Black Watch was a large full-rigged ship built by Windsor shipbuilder Bennett Smith in Windsor, Nova Scotia. It was the last ship built by Smith in Windsor.

==Construction==
Bennett Smith was the foremost owner, designer and master shipbuilder in Windsor. He ran a shipyard inherited from his father on Smith's Island, at the intersection of the Avon and St. Croix Rivers. With his brothers he built 27 ships in Windsor, the final one being the full-rigged, 1318-ton Black Watch. The ship cost $50,000.00 to construct and was launched in May 1877 to great fanfare. Upon completion of Black Watch, Smith closed his shipyard, reportedly over a wage dispute with his employees. Smith continued to invest in shipbuilding, mainly in Saint John, New Brunswick, and was a principal in the Avon Marine and Shipowners Insurance Company.

==Career and loss==
Black Watch sailed from Windsor on 6 June 1877 bound for New York in ballast (heavy material placed in hold for stability).
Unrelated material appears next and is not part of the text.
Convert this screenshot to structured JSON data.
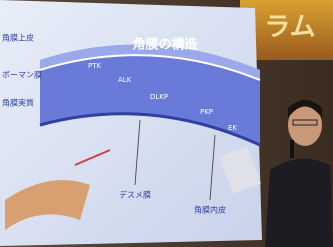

On board were a crew of 23 under the leadership of the veteran Captain Newcomb, who along with Smith held shares in the ownership of the vessel. Having taken on a cargo of oil, the ship sailed for Bremerhaven, Germany, on 17 July 1877, arriving on 20 August.

The ship left Germany in ballast (700 tons of stone and sand) on 10 September to cross the Atlantic and return to New York. Disaster struck as the ship attempted to navigate the waters between Shetland and Orkney in the north of Scotland. Black Watch was driven onto the rocks off the southwest point of Fair Isle while attempting to navigate the channel at night in misty weather. The crew, the ship's provisions as well as the sails and any salvageable hardware were all saved.

As recorded in the wreck report, Newcomb was negligent in attempting passage of a channel unfamiliar to him. The court determined that if the Captain was unable to obtain clear and concise instructions for navigating through the Scottish islands as he claimed, he should not have undertaken such a difficult and perilous passage. The court's final determination was that the accident was an error in judgment, but Newcomb's certificate was neither suspended nor revoked.